Monthly Archives: August 2013

Personal Brand

I’ve been thinking about this a lot recently after reading a blog by Mark Suster where he argues that if you don’t define your personal brand, someone else will. He’s absolutely right, it happens all the time and doing an MBA changes the way that you and other people perceive your brand. After reading the article I tried to remember back to the last time I actually stated my brand and for me, pretty much the only time I do it regularly and explicitly is when someone asks “So what do you do?”
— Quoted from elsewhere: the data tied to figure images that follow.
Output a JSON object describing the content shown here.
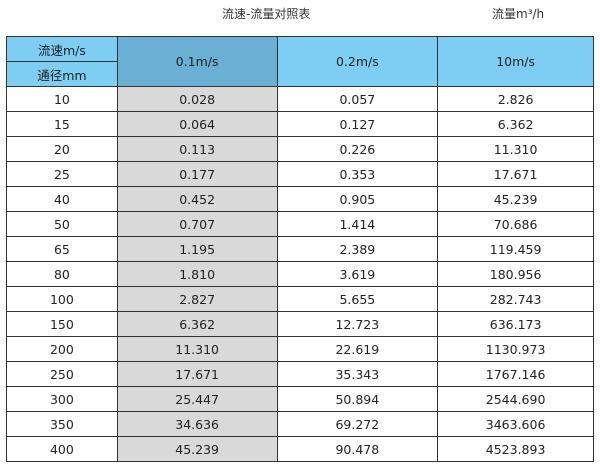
{
  "title": "流速-流量对照表",
  "unit": "流量m³/h",
  "header": {
    "velocity_label": "流速m/s",
    "diameter_label": "通径mm",
    "columns": [
      "0.1m/s",
      "0.2m/s",
      "10m/s"
    ]
  },
  "colors": {
    "header": "#7ecef4",
    "header_highlight": "#6ab0d4",
    "highlight_column": "#d9d9d9"
  },
  "rows": [
    [
      "10",
      "0.028",
      "0.057",
      "2.826"
    ],
    [
      "15",
      "0.064",
      "0.127",
      "6.362"
    ],
    [
      "20",
      "0.113",
      "0.226",
      "11.310"
    ],
    [
      "25",
      "0.177",
      "0.353",
      "17.671"
    ],
    [
      "40",
      "0.452",
      "0.905",
      "45.239"
    ],
    [
      "50",
      "0.707",
      "1.414",
      "70.686"
    ],
    [
      "65",
      "1.195",
      "2.389",
      "119.459"
    ],
    [
      "80",
      "1.810",
      "3.619",
      "180.956"
    ],
    [
      "100",
      "2.827",
      "5.655",
      "282.743"
    ],
    [
      "150",
      "6.362",
      "12.723",
      "636.173"
    ],
    [
      "200",
      "11.310",
      "22.619",
      "1130.973"
    ],
    [
      "250",
      "17.671",
      "35.343",
      "1767.146"
    ],
    [
      "300",
      "25.447",
      "50.894",
      "2544.690"
    ],
    [
      "350",
      "34.636",
      "69.272",
      "3463.606"
    ],
    [
      "400",
      "45.239",
      "90.478",
      "4523.893"
    ]
  ]
}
When you answer this question, the person you are talking to puts you in a mental box: “that guy’s an engineer” or “she’s in finance”. That then gets packaged up with whatever preconceptions that person has about the box they’ve put you in “that guy’s an engineer; he must be socially incompetent” or “she’s in finance; she must be totally focused on money”. I might be focusing on the negative here, it could quite easily be “that guy’s an engineer; my dad was an engineer and he was awesome” but the outcome is the same. You, as the speaker, have almost no control over the impression you will leave.
This freaks me out a little and it stops me from actually telling people what I am. I want to say “I’m an entrepreneur who started an engineering company with a couple of buddies which went OK, then started a couple more businesses that didn’t go so well. I didn’t do much engineering (because the other guys are better at it than I am) so I filled in the gaps to let them do their jobs better (sales, marketing, accounting etc.) and our businesses didn’t fail because the engineering was wrong, they failed because of everything else so I went to school to learn some skills so I won’t screw up as badly next time and now I’m a student.”
But I don’t. Not just because it’s a bit of a mouthful but also because it’s not going to create the kind of first impression that I want. So how do you get around that?
It comes down to the message you want to communicate. The easiest way to stop being put in a box is to give people an answer they don’t have a box for (some people who have written on this topic before me have suggested things like: “I’m a pirate” or “I run around in circles waving my arms a lot” which gets a giggle but really doesn’t solve the problem). Some people deflect the conversation by stating who they work for rather than what they do (I work for Nike) to create a good impression but that doesn’t tell me who you are unless you’re the personal embodiment of Nike, and a certainly hope you’re not!
And back we come to personal branding: How do you want the world to perceive you? When I read through what I’d like to say but don’t there are three themes that I’m trying to get across.
  1. How do I add value? I make other people better. This can be as simple as getting the little stuff done so that they can concentrate on their job and as complex as diagnosing when someone doesn’t have the skills that are needed for the task and can’t ask for help so you have to intervene so that the job gets done but the person doesn’t feel bad about the way that it went.
  2. I am disruptive. Anyone who’s sat in a class with me knows I can’t keep my mouth shut, I believe that education is participatory experience, if you don’t challenge what’s being proposed then you’re going to fall for any old crap that someone pushes at you. This extends to my professional life as well, I love technology for it’s ability to completely change the landscape of an industry. It’s one of the big drivers behind my push into 3D printing. Change is amazing!
  3. I like to learn. I’ve always been surrounded by people who value education (my parents, my brother, several cousins and many of my friends are teachers or in academia). This has led me to sign up for MOOC’s, use codecademy and spend at least an hour a day to reading blogs and education sites (I’d recommend the conversation, macrobusiness, hack-a-day and seth godin’s blog as a great range of interesting reads that you can digest quickly on a mobile device in between whatever you are doing). I’m interested in stuff.
Distilling this down, I can turn it into three key messages:
  • I make others better
  • I am disruptive
  • I want to learn
How this ties back to the MBA is that I feel a bit like that about being a student. If I say I’m a student to someone, they look at me and think; here’s guy in his 30’s who’s still at school, mustn’t know what he wants to do. Some people might argue that if I gave some more information, “I’m doing an MBA at Melbourne Business School”, I might get a different reaction but I still have no control. Maybe the person I’m speaking to thinks an MBA is a waste of time, maybe they don’t like formal education. Ultimately it doesn’t matter whether I’m a student or not, that’s not who I am. What I really want to communicate is those core concepts: Disrupting and making others better and learning. So now my response is clear, when I get a question like ‘what do you do’ I can answer it in terms of what I really want to communicate:
               “I’ve gone back to school to study so I can help the people I work with do their jobs better because we are going to change the world”
Plenty for the listener to respond to, creates a huge level of engagement, hard to put in a box and, creates a positive, memorable first impression. That’s what I wanted to say.